Why are they doing this?


Kinda vague, huh? I'll elaborate. I have Emotiva XPA-1 monoblocks driving Magnapan 20.7's. Before that they were powering Mag 3.7's. They are 1000 watts into 4ohms. They never clipped. I did play them loud but not ridiculously loud. These amps have blue led meter lights that move in sync with the amp output and they would peak a little passed halfway. Occasionally a bit higher. Recently I added a pair of REL G2 subwoofers. They are connected one left and one right as per the manual. That would be to the speaker posts on the amps with the supplied neutrik cable. Upon connecting the subs, the blue led's no longer move. (Yes, I've checked the switch that turns these on and off) Also, three times now, the amps have clipped, once left channel and twice right channel. It was at a pretty good volume but not where it was outrageous. I talked to a tech at Emotiva and first off, he had no knowledge of REL subs and how they are connected. After I explained it he was kinda at a loss for words having obviously never heard of connecting subs to the speaker posts on the amps. His explanation for what was happening was that the subs are 4ohm and the 20.7's are 4ohm so that's driving the load down to 2ohms and that's causing the clipping and the amps cannot detect 2ohms so that's why the led's are not functioning. If this is true then Rel subs cannot be used with any 4ohm speaker or the same problem will occur. I'll be honest, when you start talking ohms splitting and other electronic stuff I tend to get lost. Anybody care to take a stab at this?

mrschret
Hi Bruce,

As you've probably already found, it looks like the capacitance of 1 meter of Kimber Hero balanced is a VERY low 33.1 pf, including connectors (and 78.8 pf for 1 meter of the unbalanced version). So as you suspected there is no problem re the 15 foot combined length.
I thought most subs are self powered like mine. But even if not, if this were my rig, as a threshold matter, given the complexity of optimizing amp and speaker compatibility, I would have been somewhat circumspect about throwing another load into the mix - namely a sub.
Like many subs having speaker-level inputs, the OP's REL sub IS self-powered. See my first post in this thread. The load that is imposed by the sub on the main power amp corresponds to the input impedance of the sub's amplifier, at its speaker level inputs (which is usually much higher than even the input impedance of the line level inputs, for subs that provide both kinds of inputs). As I indicated, in the case of many of the REL subs that speaker-level input impedance is 100K, and hence represents a completely negligible load.

Best,
-- Al
The connection of the REL Neutrik connector should not present a difficult load to the amp. It is a 150k input, it should not cause the amp to clip. The emo guy does not know what the hell he is talking about.

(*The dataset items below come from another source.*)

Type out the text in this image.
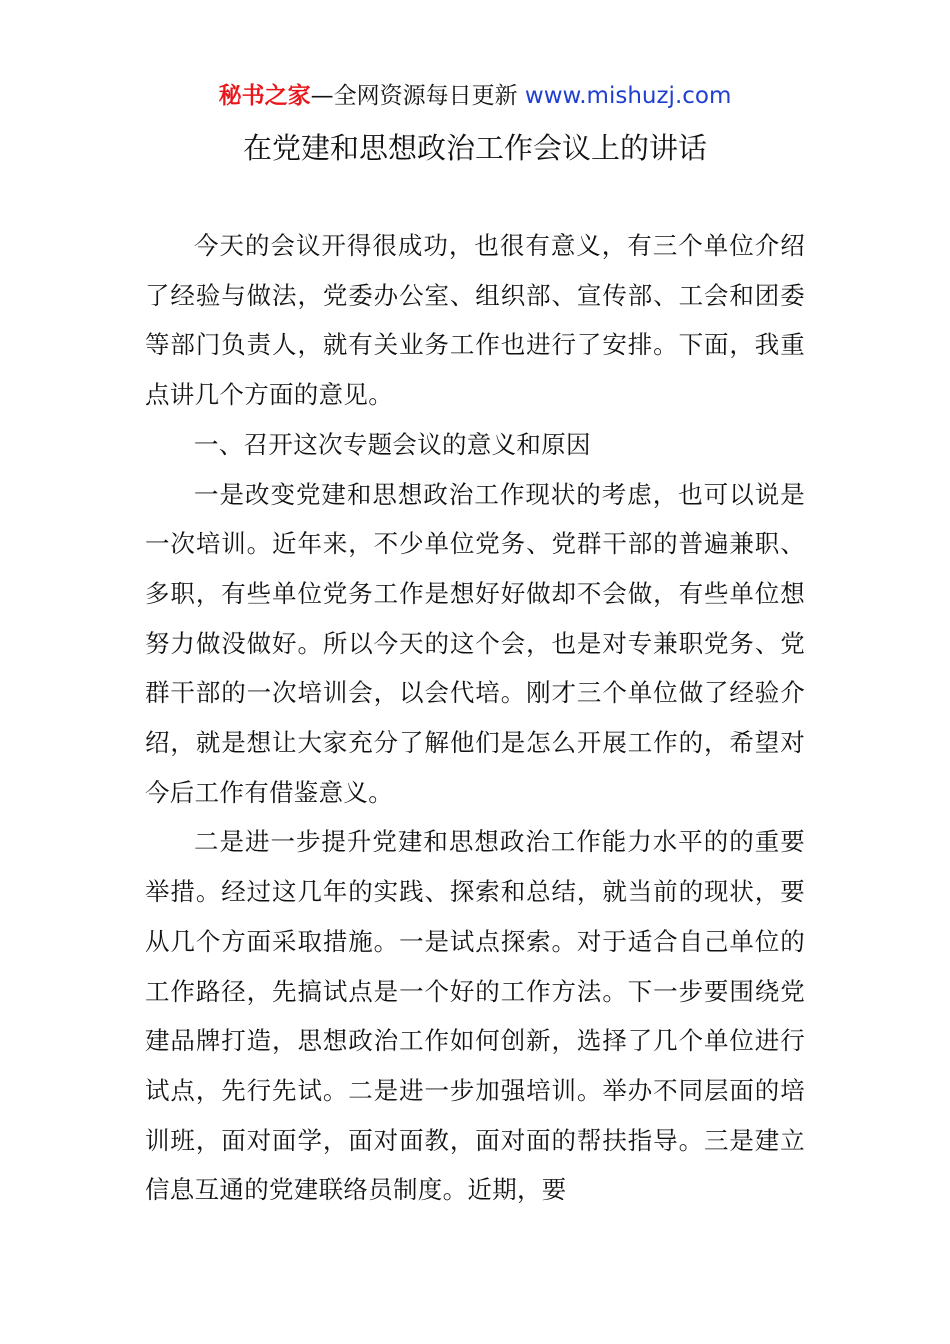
秘书之家—全网资源每日更新 www.mishuzj.com
在党建和思想政治工作会议上的讲话

今天的会议开得很成功，也很有意义，有三个单位介绍了经验与做法，党委办公室、组织部、宣传部、工会和团委等部门负责人，就有关业务工作也进行了安排。下面，我重点讲几个方面的意见。

一、召开这次专题会议的意义和原因

一是改变党建和思想政治工作现状的考虑，也可以说是一次培训。近年来，不少单位党务、党群干部的普遍兼职、多职，有些单位党务工作是想好好做却不会做，有些单位想努力做没做好。所以今天的这个会，也是对专兼职党务、党群干部的一次培训会，以会代培。刚才三个单位做了经验介绍，就是想让大家充分了解他们是怎么开展工作的，希望对今后工作有借鉴意义。

二是进一步提升党建和思想政治工作能力水平的的重要举措。经过这几年的实践、探索和总结，就当前的现状，要从几个方面采取措施。一是试点探索。对于适合自己单位的工作路径，先搞试点是一个好的工作方法。下一步要围绕党建品牌打造，思想政治工作如何创新，选择了几个单位进行试点，先行先试。二是进一步加强培训。举办不同层面的培训班，面对面学，面对面教，面对面的帮扶指导。三是建立信息互通的党建联络员制度。近期，要
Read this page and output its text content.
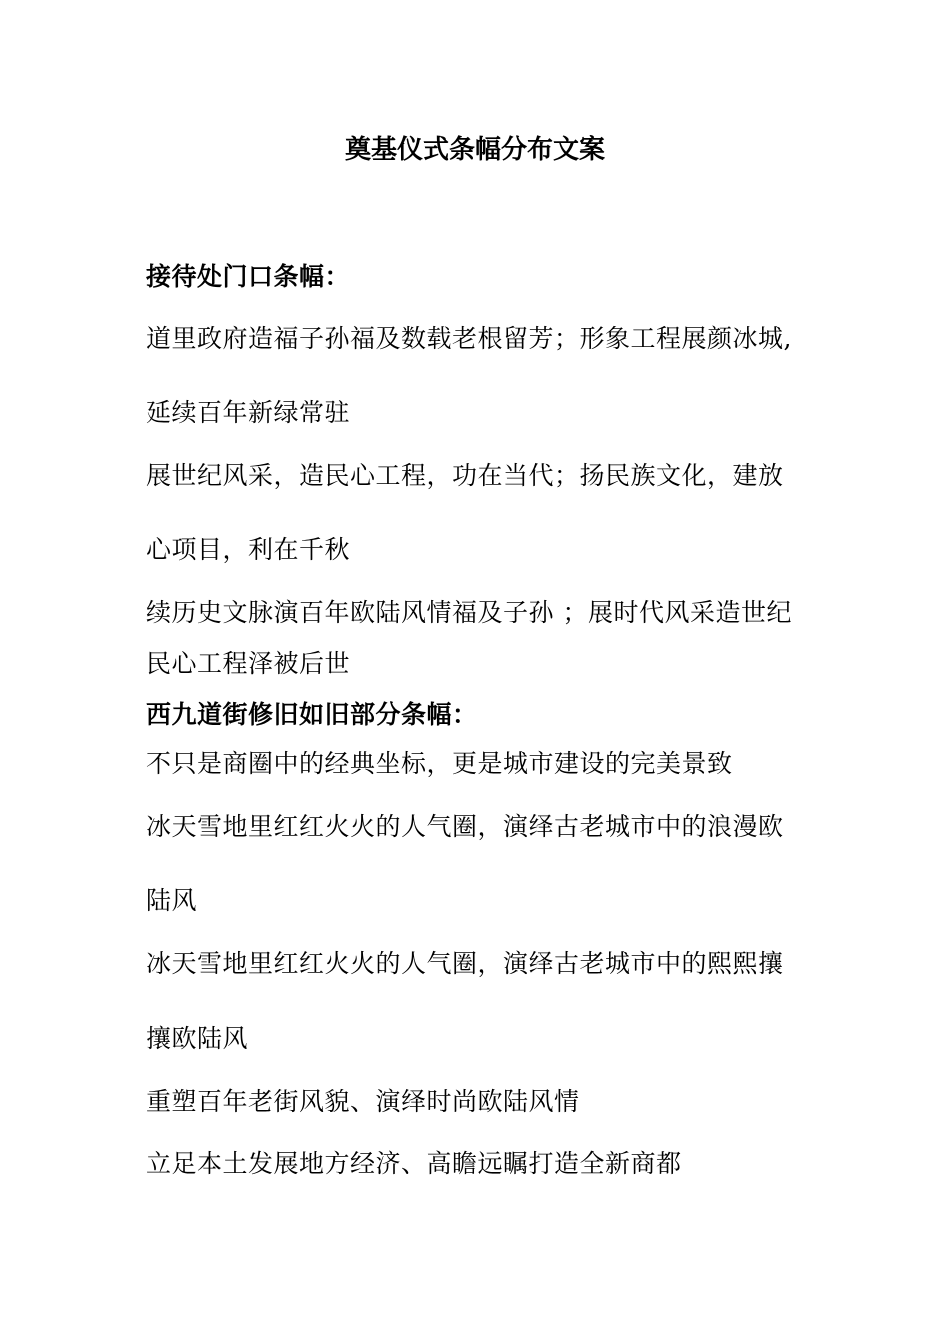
奠基仪式条幅分布文案
接待处门口条幅：
道里政府造福子孙福及数载老根留芳；形象工程展颜冰城,
延续百年新绿常驻
展世纪风采，造民心工程，功在当代；扬民族文化，建放
心项目，利在千秋
续历史文脉演百年欧陆风情福及子孙 ；展时代风采造世纪
民心工程泽被后世
西九道街修旧如旧部分条幅：
不只是商圈中的经典坐标，更是城市建设的完美景致
冰天雪地里红红火火的人气圈，演绎古老城市中的浪漫欧
陆风
冰天雪地里红红火火的人气圈，演绎古老城市中的熙熙攘
攘欧陆风
重塑百年老街风貌、演绎时尚欧陆风情
立足本土发展地方经济、高瞻远瞩打造全新商都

If it is a fully balanced differential amp you must connect the Neutrik with a separate ground to the chassis, you can not attach the (-) signal wire to ground.

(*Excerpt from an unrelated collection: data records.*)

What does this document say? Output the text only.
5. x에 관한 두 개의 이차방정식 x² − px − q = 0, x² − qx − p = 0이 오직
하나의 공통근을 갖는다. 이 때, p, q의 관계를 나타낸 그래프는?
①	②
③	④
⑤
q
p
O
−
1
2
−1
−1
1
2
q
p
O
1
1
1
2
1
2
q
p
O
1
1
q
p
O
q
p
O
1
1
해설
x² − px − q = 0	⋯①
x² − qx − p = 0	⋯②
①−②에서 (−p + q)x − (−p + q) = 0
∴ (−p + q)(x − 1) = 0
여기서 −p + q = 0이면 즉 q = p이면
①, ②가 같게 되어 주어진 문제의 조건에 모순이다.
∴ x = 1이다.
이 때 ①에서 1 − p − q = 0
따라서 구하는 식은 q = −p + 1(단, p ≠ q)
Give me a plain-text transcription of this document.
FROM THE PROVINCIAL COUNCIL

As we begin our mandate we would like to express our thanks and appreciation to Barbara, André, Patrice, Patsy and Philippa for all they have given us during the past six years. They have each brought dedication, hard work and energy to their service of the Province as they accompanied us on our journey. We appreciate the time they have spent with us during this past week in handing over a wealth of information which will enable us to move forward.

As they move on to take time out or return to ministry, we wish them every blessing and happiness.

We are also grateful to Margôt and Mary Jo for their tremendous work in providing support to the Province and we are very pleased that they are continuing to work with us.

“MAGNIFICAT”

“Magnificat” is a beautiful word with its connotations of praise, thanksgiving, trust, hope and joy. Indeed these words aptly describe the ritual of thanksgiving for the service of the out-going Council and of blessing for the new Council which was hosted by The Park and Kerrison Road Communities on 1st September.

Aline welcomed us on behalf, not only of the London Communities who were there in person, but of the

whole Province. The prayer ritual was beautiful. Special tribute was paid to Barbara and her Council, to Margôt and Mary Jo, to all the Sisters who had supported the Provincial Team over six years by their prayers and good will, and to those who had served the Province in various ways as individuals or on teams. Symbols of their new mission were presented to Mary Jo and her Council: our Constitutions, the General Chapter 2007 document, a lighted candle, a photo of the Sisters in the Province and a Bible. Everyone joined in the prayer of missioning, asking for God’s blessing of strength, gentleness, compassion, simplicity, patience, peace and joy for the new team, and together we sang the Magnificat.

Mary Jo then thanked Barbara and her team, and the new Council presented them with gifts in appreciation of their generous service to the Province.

I would connect just the subs while you are troubleshooting
If it is a fully balanced differential amp you must connect the Neutrik with a separate ground to the chassis, you can not attach the (-) signal wire to ground.
With due respect, although this statement is a little ambiguous, if I am interpreting it as it was intended it is not correct. What should not be done is to connect the (-) signal wire from the sub (the black wire) to the (-) output terminal of a fully balanced amp, because the (-) output terminal of a fully balanced amp is NOT ground.

As I indicated earlier, ideally the (-) signal wire from the sub (the black wire) should be connected to a circuit ground point (also known as a signal ground point) on the amp. Some Pass Labs balanced amps, for example, provide a circuit ground binding post specifically for this purpose.

Connecting to chassis instead of circuit ground will work in many cases, however, as it did for the OP.